Michael Crick, friend to Bill Gates and Alexey Pajitnov, the original designer of Tetris, grew up with the idea of human evolution, and he is not just playing a game here today on Rutherford Drive at the top of La Jolla. He’s readying his father’s house for sale, $1.795 million, if you can spare the non-virtual-world cash.
“My father, Francis Crick, had a bit to do with deciphering the structure of DNA,” says Crick. Francis Crick was awarded a share of the Nobel Prize in Physiology or Medicine in 1962. He also helped create a large number of top-paying jobs in San Diego in industries and at nonprofits related to genetics and neuroscience. The senior Crick, who worked at La Jolla’s Salk Institute, died in 2004.

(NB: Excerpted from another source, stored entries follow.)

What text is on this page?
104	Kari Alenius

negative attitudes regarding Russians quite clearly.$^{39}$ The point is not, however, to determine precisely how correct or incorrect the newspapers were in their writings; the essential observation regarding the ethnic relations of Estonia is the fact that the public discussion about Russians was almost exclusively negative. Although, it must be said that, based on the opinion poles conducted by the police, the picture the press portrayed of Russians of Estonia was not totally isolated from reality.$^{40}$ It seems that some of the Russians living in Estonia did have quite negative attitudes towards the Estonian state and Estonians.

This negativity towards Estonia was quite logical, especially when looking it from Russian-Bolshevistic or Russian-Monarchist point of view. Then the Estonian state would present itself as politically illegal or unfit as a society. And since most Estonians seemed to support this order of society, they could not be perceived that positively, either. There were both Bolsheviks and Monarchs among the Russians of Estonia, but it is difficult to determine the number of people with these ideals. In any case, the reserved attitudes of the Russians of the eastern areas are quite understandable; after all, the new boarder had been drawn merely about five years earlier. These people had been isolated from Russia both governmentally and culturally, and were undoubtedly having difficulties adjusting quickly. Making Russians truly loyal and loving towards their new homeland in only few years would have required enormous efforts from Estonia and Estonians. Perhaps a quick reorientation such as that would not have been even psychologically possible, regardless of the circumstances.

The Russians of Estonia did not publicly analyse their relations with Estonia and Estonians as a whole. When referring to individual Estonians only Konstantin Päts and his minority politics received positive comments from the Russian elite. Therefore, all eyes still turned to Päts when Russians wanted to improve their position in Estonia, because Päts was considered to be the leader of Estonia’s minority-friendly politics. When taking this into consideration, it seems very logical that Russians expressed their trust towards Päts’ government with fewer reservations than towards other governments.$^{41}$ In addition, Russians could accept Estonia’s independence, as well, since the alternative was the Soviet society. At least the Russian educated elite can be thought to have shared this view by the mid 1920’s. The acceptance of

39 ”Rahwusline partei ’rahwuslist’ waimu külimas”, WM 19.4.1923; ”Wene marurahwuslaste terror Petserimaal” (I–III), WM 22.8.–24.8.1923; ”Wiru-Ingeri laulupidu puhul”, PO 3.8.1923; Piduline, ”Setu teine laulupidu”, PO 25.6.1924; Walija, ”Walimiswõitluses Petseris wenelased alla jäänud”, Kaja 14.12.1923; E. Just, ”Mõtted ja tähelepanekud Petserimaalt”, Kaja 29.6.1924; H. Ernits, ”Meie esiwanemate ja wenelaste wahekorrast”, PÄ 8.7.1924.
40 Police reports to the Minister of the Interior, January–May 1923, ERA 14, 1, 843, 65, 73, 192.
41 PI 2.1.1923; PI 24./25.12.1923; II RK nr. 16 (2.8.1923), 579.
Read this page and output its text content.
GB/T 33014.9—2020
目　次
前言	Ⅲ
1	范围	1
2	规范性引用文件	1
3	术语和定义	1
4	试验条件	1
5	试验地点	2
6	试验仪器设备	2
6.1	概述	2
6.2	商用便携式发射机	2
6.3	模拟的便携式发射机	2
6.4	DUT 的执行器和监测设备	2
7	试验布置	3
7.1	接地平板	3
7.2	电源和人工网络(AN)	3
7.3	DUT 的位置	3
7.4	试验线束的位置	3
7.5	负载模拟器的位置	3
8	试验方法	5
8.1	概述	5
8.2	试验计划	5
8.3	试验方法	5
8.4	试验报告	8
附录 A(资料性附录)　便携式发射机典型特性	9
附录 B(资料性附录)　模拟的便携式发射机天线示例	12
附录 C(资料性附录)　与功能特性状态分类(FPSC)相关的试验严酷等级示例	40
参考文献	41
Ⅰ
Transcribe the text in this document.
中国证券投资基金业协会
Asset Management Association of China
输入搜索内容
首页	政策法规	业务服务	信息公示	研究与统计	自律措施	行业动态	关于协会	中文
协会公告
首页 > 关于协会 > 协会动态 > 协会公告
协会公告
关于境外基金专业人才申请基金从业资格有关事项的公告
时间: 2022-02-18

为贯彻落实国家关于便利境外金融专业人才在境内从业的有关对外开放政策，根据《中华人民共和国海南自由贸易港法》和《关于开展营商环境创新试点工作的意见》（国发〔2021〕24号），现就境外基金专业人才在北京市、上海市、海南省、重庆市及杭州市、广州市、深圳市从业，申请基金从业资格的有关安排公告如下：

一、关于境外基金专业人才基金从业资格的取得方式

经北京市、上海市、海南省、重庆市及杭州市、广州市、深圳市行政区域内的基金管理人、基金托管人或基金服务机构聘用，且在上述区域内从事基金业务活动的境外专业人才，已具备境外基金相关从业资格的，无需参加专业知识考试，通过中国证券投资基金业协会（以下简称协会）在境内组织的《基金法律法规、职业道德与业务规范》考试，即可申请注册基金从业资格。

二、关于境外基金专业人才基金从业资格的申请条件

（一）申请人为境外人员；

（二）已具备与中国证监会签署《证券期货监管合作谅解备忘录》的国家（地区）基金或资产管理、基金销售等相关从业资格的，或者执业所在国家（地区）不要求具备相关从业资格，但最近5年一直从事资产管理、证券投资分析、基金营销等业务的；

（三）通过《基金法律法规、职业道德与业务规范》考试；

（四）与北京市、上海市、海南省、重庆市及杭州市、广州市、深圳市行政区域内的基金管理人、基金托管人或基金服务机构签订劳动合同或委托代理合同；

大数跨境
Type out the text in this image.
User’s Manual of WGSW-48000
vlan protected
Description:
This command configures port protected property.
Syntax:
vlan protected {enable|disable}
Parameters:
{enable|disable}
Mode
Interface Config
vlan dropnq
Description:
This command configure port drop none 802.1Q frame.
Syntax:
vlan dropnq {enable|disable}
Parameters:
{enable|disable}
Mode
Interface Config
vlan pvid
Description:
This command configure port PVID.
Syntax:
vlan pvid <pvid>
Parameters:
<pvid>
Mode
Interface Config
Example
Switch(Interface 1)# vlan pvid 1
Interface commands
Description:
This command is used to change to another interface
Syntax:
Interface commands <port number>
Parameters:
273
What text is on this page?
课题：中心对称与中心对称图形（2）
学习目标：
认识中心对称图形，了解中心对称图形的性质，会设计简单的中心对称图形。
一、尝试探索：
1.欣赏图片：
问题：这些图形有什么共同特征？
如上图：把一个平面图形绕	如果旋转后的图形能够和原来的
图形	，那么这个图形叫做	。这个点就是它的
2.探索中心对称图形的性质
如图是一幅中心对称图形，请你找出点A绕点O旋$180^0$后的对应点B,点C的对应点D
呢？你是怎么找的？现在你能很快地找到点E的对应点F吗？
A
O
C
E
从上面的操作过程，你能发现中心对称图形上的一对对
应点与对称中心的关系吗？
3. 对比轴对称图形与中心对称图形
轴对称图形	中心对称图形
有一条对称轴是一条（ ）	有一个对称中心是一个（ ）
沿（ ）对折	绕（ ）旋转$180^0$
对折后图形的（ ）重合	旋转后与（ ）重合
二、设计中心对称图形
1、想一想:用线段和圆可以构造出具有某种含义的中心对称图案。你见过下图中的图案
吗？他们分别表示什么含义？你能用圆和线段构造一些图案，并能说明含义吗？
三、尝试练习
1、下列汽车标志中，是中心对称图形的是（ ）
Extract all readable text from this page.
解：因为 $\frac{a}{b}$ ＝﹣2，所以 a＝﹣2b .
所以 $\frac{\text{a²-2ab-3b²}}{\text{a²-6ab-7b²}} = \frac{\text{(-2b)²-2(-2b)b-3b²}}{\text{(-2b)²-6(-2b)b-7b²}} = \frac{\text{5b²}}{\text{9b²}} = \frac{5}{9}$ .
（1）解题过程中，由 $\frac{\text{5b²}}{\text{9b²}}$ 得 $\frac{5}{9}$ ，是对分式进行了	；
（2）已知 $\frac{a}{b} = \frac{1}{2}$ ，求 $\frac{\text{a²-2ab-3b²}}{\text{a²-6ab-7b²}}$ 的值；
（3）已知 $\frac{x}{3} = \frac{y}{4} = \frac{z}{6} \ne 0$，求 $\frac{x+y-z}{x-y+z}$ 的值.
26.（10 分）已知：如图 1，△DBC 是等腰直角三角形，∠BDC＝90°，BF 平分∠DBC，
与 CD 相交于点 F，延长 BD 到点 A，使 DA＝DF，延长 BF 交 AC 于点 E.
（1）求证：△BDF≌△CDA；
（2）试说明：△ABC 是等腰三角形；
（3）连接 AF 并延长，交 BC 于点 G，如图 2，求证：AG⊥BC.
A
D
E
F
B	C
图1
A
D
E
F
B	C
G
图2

“Would you like to see my father’s Nobel Prize?”
Michael Crick carefully unpacks a medallion with the likeness of Alfred Nobel.
It seems a little light for gold.
“Ah!” says Crick, “it’s brass. A copy. I keep the real one more safely.”
You get the feeling Crick tests people the way he used to test Spell Checker.
We linger by several fetching portraits of naked Salk scientists, painted by Michael’s stepmother, Odile Crick, who also drew the famous original portrait of DNA’s double-helix structure. Outside, Crick points to the table by the swimming pool where guests parsed neuroscience and nudes (“our family’s friends fell into two precise categories: they were either scientists or they were artists”) — and on to Francis Crick’s study.
It’s like being in a Sistine Chapel for evolutionary biologists, a long, L-shaped wooden desk overlooking a fanciful garden, with endless bookcases flanking a floor-to-ceiling, stained-glass image of the double helix, chromosome strands glinting in the afternoon light.
All the while, following like a droid, Volk has been thumbing and thumbing his smartphone, checking on bugs, gauging the day’s Crickler response on Twitter.
“See,” he says, finally looking up, “Cricklers are like Zynga. Zynga for smart people.”